Ingredients
-
1/4 cup vegetable oil
-
3/4 cup brown sugar
-
2 eggs
-
1 tsp vanilla extract
-
1 cup almond milk
-
1 cup almond flour
-
1 cup cassava flour
-
1 tsp baking soda
-
1/2 tsp salt
-
2 apples
Streusel Topping:
-
1 cup cassava flour
-
1 cup brown sugar
-
1/3 cup vegetable oil
-
3/4 tsp cinnamon
Directions
- Preheat oven to 350 degrees Fahrenheit.
In a bowl, mix together all dry ingredients: almond flour, cassava flour, brown sugar, baking soda, salt.
- Add wet ingredients: vegetable oil, 2 eggs, vanilla extract, almond milk. Set aside.
- Cut apples into ⅛ to ¼ inch slices.
- Mix the crumb ingredients.
- Pour the batter in a baking pan or muffin mould/cups.
- Top it with the sliced apples and crumbs.
- Bake in the preheated oven for 35-40 minutes. Let cool before serving.
Recipe Note
Expert Tips
* Be sure to use the right size pan: either a 9 or 10-inch round cake pan or 10-inch or deep dish pie plate, or a 9-inch square pan or springform pan.
* Use a fork to mix the crumble so it doesn’t compact, and use your hands to sprinkle it over the top of the cake evenly.
* Bake the cake on a cookie sheet in case it bubbles over.
* If you use salted butter, reduce salt by 1/4 teaspoon.
* If you like crunch you can add 1/2 cup chopped pecans or walnuts to the crumble.
* Feel free to add a simple icing glaze on top – just drizzle it over the cooled cake.
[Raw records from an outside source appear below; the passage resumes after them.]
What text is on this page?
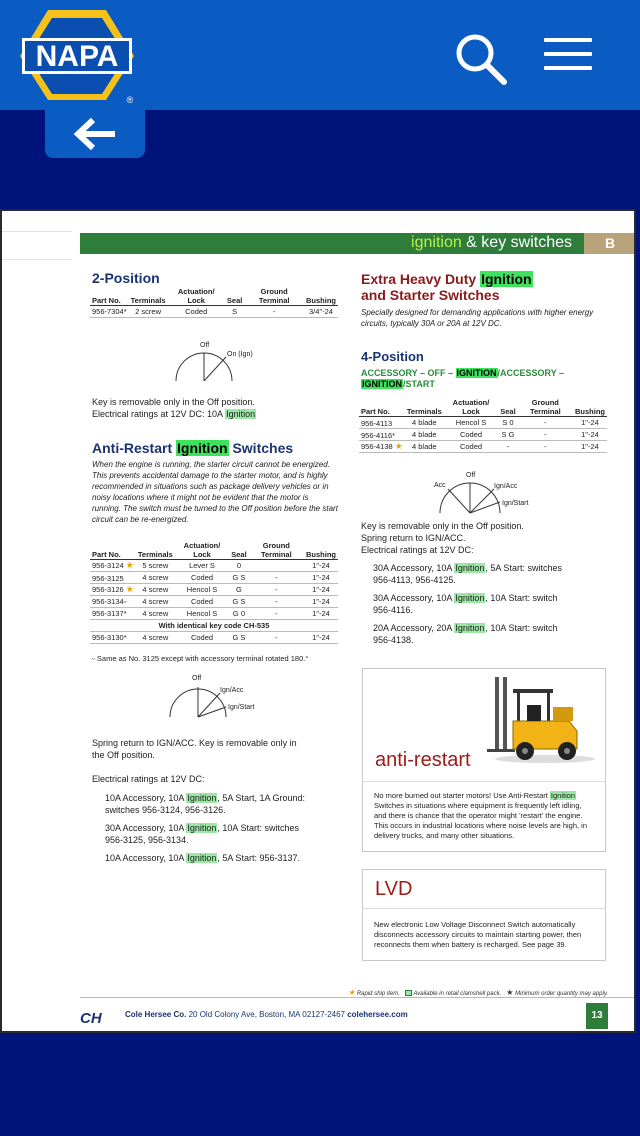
NAPA
®
ignition & key switches	B
2-Position
Part No.	Terminals	Actuation/ Lock	Seal	Ground Terminal	Bushing
956-7304*	2 screw	Coded	S	-	3/4"-24
Off
On (Ign)
Key is removable only in the Off position.
Electrical ratings at 12V DC: 10A Ignition
Anti-Restart Ignition Switches
When the engine is running, the starter circuit cannot be energized. This prevents accidental damage to the starter motor, and is highly recommended in situations such as package delivery vehicles or in noisy locations where it might not be evident that the motor is running. The switch must be turned to the Off position before the start circuit can be re-energized.
Part No.	Terminals	Actuation/ Lock	Seal	Ground Terminal	Bushing
956-3124 ★	5 screw	Lever S	0		1"-24
956-3125	4 screw	Coded	G S	-	1"-24
956-3126 ★	4 screw	Hencol S	G	-	1"-24
956-3134ᵕ	4 screw	Coded	G S	-	1"-24
956-3137*	4 screw	Hencol S	G 0	-	1"-24
With identical key code CH-535					
956-3130*	4 screw	Coded	G S	-	1"-24
ᵕ Same as No. 3125 except with accessory terminal rotated 180.°
Off
Ign/Acc
Ign/Start
Spring return to IGN/ACC. Key is removable only in the Off position.
Electrical ratings at 12V DC:
10A Accessory, 10A Ignition, 5A Start, 1A Ground: switches 956-3124, 956-3126.
30A Accessory, 10A Ignition, 10A Start: switches 956-3125, 956-3134.
10A Accessory, 10A Ignition, 5A Start: 956-3137.
Extra Heavy Duty Ignition
and Starter Switches
Specially designed for demanding applications with higher energy circuits, typically 30A or 20A at 12V DC.
4-Position
ACCESSORY – OFF – IGNITION/ACCESSORY – IGNITION/START
Part No.	Terminals	Actuation/ Lock	Seal	Ground Terminal	Bushing
956-4113	4 blade	Hencol S	S 0	-	1"-24
956-4116*	4 blade	Coded	S G	-	1"-24
956-4138 ★	4 blade	Coded	-	-	1"-24
Off
Acc	Ign/Acc
Ign/Start
Key is removable only in the Off position.
Spring return to IGN/ACC.
Electrical ratings at 12V DC:
30A Accessory, 10A Ignition, 5A Start: switches 956-4113, 956-4125.
30A Accessory, 10A Ignition, 10A Start: switch 956-4116.
20A Accessory, 20A Ignition, 10A Start: switch 956-4138.
anti-restart
No more burned out starter motors! Use Anti-Restart Ignition Switches in situations where equipment is frequently left idling, and there is chance that the operator might 'restart' the engine. This occurs in industrial locations where noise levels are high, in delivery trucks, and many other situations.
LVD
New electronic Low Voltage Disconnect Switch automatically disconnects accessory circuits to maintain starting power, then reconnects them when battery is recharged. See page 39.
★ Rapid ship item. Available in retail clamshell pack. ★ Minimum order quantity may apply.
CH	Cole Hersee Co. 20 Old Colony Ave, Boston, MA 02127-2467 colehersee.com	13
I’d make that with some powdered sugar, milk, and vanilla extract.
* Store cake in an airtight container for up to 3 days at room temperature or place wrapped cake in the freezer for up to a month.
* If you want to serve this for dessert add a scoop of vanilla ice cream or caramel sauce!